明確な目標を間近に控え、青天の霹靂に悔しさや焦りを察するにはあまりある。
才能のある人ほど、その落胆は大きくなるだろう。
病気の克服を願うのは当然なのだが、
彼女の気持ちを推し量ると病気を克服しても大きな壁が立ちはだかる。
その壁とは3つある。
1つは彼女にとっては病気を治すだけに留まらないということだ。
世界のトップに位置する彼女は、治すだけでなく、世界と伍して戦うまでの体に
したいと願っているだろうということ。
それには病気を克服し、体力を元に戻し、さらに今より高い訓練をしたい。
健康体で高い練習をこなして、精神も体も充実してこそ世界と対等に戦うことができる。
そこに至るまでになれるのだろうか。
病状がどのようなものだかわからないが、ただ病気を克服するだけでさえ大変なのに
世界トップレベルの実力に戻すことは難しいという感想を持たざるを得ない。
治療・休養に専念していたら戻ることは厳しい。
だから体に負担を課しても実力維持の方法を模索しそうだ。
2つ目としてさらに彼女の前に立ちはだかるのが、大目標としているであろう東京オリンピック
までの時間が短いということ。
せっかく年齢としていい時期に迎えられると思われる東京オリンピックを来年に控えてしまった。

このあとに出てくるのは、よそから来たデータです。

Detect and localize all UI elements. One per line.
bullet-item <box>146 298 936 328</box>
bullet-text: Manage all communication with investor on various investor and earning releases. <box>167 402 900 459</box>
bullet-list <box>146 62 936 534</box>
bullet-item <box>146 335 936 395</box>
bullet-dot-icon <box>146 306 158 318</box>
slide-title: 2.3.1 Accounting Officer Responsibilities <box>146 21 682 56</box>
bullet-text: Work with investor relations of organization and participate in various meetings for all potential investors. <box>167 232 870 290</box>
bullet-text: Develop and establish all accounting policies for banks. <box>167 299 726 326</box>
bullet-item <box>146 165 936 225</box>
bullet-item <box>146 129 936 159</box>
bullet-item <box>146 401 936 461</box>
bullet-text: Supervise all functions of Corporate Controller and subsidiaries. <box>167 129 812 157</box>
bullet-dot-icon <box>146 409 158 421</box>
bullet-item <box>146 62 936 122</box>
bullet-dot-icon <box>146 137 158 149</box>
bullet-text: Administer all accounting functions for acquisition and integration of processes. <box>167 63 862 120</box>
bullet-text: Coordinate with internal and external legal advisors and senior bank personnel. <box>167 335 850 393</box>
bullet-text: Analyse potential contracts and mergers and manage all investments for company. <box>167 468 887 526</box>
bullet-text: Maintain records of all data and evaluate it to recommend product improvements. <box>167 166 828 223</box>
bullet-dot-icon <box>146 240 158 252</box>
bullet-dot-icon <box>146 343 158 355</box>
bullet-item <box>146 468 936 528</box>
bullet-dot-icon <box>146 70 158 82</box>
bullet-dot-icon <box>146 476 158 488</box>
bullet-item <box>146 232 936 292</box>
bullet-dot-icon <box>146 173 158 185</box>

いい時期に母国で迎えられるという強運だった東京オリンピックのはずが
これで逆に不運に転じてしまう。
たとえ次のオリンピックでもと考えても、
今度はそうするとアスリートとしてのピークを越えてしまう可能性が高い。
これがアマチュアスポーツ界の厳しさ。
最も光が当たる舞台が4年に1度しかないので、少しの調整や体調のズレ、ケガと訓練不足が
4年という長い間隙を生む。
3つ目に関しては明日にしよう。
年頃の女の子である池江はアスリートの体としてかわいい服が着られないことを残念がっていた。
水泳は丸みのある体が必要であり、筋骨隆々だと水に浮きにくい。
そして肩幅が広くなる。
女の子としては嫌がる体型だろう。
彼女のお母さんはタイムが下がることとかわいい服が着られないことどっちをとるの、と叱咤し、
アスリートとして池江は意を決したという微笑ましいエピソードを記憶している。
かわいい服を着るという、女の子なら当然の欲求を捨て、
アスリートとしてのギリギリの勝負での試練を選択した彼女に、
次は病気というさらに大きな試練までが与えられてしまった。